L'examen du projet de loi du gouvernement doit débuter à l'Assemblée lundi 17 février.

Article rédigé par Guillemette Jeannot
France Télévisions
Publié Mis à jour
Temps de lecture : 5 min
Les députés lors de la séance des questions au gouvernement à l'Assemblée nationale, le 11 février 2020, à Paris. (THIERRY THOREL / NURPHOTO / AFP)

Le débat parlementaire sur la réforme des retraites va-t-il s'interrompre avant même de commencer ? Alors que le projet de loi doit être soumis à la lecture des députés, lundi 17 février, l'opposition ne compte pas baisser les bras face à ce texte contesté. Si le gouvernement a toujours pour objectif un vote définitif avant l'été, les députés du Parti socialiste, de La France insoumise et du Parti communiste français ont bien l'intention d'utiliser tous les recours en leur possession pour s'opposer à la réforme. "Nous voulons obliger le gouvernement à reculer", prévient Pierre Dharréville, député communiste des Bouches-du-Rhône, interrogé par franceinfo.

Nous serons dans une attitude très offensive face à la gravité de ce projet.

Pierre Dharréville, député communiste des Bouches-du-Rhône

à franceinfo

L'élu du Parti communiste fait partie des 71 membres de la commission spéciale retraite en charge de la première lecture du projet de loi. A l'instar du député socialiste Boris Vallaud, vice-président de commission, il regrette de ne pas avoir eu le temps d'aller au bout du document agrémenté de plusieurs milliers d'amendements – 21 782 pour être exact. "Nous avons étudiés 26 ou 27 articles, soit un tiers du texte", précise Boris Vallaud à franceinfo. "La loi ordinaire sera présentée lundi à 16 heures sans la prise en compte de tous les amendements votés", alerte l'élu socialiste des Landes. L'examen du texte à l'Assemblée s'annonce tout aussi laborieux : 41 000 amendements ont été déposés.
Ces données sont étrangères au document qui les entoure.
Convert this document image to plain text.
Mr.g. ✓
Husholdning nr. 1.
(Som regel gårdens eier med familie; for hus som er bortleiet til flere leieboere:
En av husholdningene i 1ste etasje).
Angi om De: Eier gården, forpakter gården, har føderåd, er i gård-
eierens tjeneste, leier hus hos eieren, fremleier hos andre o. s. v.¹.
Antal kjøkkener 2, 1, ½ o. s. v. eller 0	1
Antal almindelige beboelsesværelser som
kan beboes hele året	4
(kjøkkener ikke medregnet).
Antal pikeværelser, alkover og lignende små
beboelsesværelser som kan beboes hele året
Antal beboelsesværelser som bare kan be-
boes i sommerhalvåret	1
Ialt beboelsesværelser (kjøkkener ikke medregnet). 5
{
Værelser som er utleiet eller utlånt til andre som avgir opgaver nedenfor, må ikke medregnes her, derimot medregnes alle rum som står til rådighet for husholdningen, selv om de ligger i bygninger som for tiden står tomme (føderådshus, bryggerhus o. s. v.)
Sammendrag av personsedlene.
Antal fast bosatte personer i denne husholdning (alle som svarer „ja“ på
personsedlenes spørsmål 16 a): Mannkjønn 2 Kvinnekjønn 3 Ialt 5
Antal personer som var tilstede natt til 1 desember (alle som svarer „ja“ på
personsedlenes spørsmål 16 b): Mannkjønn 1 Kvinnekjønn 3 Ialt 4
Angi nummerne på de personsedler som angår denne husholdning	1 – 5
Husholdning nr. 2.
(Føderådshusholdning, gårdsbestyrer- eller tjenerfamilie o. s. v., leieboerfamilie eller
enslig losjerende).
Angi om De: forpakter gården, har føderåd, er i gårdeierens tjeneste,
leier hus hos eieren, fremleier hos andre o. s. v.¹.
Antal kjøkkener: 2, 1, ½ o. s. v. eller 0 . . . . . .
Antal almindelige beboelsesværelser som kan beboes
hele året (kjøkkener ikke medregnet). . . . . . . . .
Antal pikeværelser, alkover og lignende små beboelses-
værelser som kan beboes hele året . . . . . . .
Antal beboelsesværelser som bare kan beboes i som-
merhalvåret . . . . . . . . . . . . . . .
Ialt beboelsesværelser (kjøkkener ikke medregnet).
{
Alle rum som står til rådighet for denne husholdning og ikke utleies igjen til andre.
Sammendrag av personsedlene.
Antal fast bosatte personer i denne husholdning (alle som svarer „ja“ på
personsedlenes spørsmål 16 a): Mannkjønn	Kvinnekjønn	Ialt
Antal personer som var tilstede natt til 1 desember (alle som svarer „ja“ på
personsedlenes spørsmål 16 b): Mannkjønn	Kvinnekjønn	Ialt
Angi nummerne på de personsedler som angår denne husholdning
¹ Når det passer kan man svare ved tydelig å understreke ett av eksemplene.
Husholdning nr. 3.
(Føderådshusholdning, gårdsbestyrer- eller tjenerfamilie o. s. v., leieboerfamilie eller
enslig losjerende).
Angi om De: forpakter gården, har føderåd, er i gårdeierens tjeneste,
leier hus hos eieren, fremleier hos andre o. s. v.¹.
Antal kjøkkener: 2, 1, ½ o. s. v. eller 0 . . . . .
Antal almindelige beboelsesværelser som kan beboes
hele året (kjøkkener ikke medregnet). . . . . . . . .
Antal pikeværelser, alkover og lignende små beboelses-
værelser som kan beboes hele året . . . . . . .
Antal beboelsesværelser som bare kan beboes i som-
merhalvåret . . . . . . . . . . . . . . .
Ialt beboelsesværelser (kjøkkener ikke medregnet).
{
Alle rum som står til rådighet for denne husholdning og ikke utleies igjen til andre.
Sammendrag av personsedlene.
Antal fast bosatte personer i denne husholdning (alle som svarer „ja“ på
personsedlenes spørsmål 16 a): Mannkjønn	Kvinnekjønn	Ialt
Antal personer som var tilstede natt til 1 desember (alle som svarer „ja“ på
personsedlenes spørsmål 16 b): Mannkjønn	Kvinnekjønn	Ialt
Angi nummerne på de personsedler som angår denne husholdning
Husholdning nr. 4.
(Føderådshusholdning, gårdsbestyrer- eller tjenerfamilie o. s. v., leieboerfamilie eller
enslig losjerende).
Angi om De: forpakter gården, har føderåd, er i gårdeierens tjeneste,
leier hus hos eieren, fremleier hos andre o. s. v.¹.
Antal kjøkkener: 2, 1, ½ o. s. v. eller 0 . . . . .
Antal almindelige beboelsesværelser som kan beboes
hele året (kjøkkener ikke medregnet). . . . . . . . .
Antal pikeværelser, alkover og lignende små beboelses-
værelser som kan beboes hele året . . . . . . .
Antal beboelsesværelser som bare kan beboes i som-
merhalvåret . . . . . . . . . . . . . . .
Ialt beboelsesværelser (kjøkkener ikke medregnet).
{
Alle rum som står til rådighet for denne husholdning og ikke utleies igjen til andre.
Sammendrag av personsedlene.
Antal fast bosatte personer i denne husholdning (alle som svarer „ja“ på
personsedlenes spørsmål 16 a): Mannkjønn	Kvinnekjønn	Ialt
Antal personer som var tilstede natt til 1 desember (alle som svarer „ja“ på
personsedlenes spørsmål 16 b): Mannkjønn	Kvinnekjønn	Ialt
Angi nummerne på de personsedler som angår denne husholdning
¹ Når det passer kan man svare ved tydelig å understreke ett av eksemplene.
Calendrier serré pour le gouvernement

Même s'il reconnaît que l'étude du texte a été écourtée, elle fut tout de même instructive, estime-t-il : "Cette première lecture nous a permis de soulever beaucoup d'impasses. Notamment sur l'indexation et ses conséquences ou encore sur le taux de remplacement qui concerne aussi la génération née en 1975." Cette lecture menée au pas de course est une "réelle volonté de passage en force de la majorité avec une procédure accélérée" engagée par le gouvernement le 24 janvier, déplore de son côté Pierre Dharréville.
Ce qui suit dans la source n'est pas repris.